Another point of difference between the monopolistic and perfect competition is regarding the selling costs. Under perfect competition, homogeneous goods are produced and are sold at uniform prices. Thus, there arises no necessity of selling costs. On the other side under monopolistic competition, all the firms produce differentiated products, thus, each firm has to bear the huge expenses on selling costs.

6. Slope of Demand Curves:

The demand curve of a firm under monopolistic competition slopes downward. It is due to the reason that each firm has to reduce the price, if it wishes to increase the sale (Fig 12). The situation under perfect competition is not so. Under perfect competition the firm can sell any amount of his output without lowering the price, thus, the curve remains parallel to horizontal axis (Fig. 11).

Slope of Demand Curves

7. Relation between AR and MR:

Under perfect competition, average revenue and marginal revenue are equal, so both these curves coincide with each other. Under monopolistic competition average revenue is more than marginal revenue because the firm has to lower the price to increase sales. Thus marginal revenue is less than average revenue i.e., AR > MR.

8. More Price in Monopolistic Competition:


Under monopolistic competition price is higher than price under perfect competition in long period because a perfect competition firm extends output up to the point where average cost is lowest i.e., there is optimum output in perfect competition.

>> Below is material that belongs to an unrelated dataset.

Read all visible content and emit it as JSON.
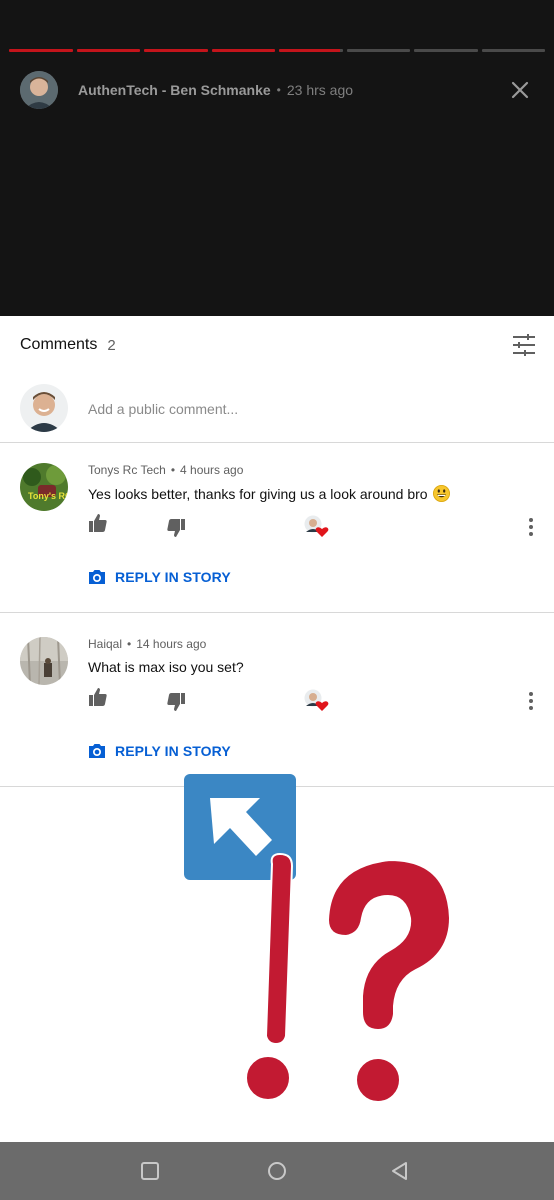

However, in monopolistic competition firm stops the production before it has attained the optimum output. It has been shown by Fig. 13 (A) and 13 (B). In Fig. 13 A, perfect competition firm is in equilibrium at point ‘M’ where MC is equal to MR. At this point AR is also equal to LAC at its lowest point.

The equilibrium output is ON and equilibrium price is OP. In fig. 13 (B) a monopolistic competition firm is in equilibrium position at point ‘K’ where MC=MR. The equilibrium output is ON1 and price is OP. In the equilibrium position the firm is earning normal profit. If we compare the equilibrium price under both market situations, it is clear that price in monopolistic competition market is higher than that of the price in perfect competition market.

Price in Monopolistic Competition


9. More Output under Perfect Competition:

In the perfect competition market output is more than the monopolistic competition market output. In long period, under perfect competition MC = MR = AC = AR in equilibrium position as has been shown in Fig. 13 (A). Under monopolistic competition, in the equilibrium position MC = MR but AR is more than MC or MR.

That is the reason that in monopolistic competition output is lower than the output in perfect competition as is clear from Fig. 13 (A). In the Fig 13 (B). Monopolistic competition output is ON/ and perfect competition output is ON.

10. Perfect competition is an imaginary situation, whereas monopolistic competition is a reality.

11. Under perfect competition, an inefficient firm cannot exist but under monopolistic competition both efficient and inefficient firms can exist because buyers have their irrational preferences for goods in the market.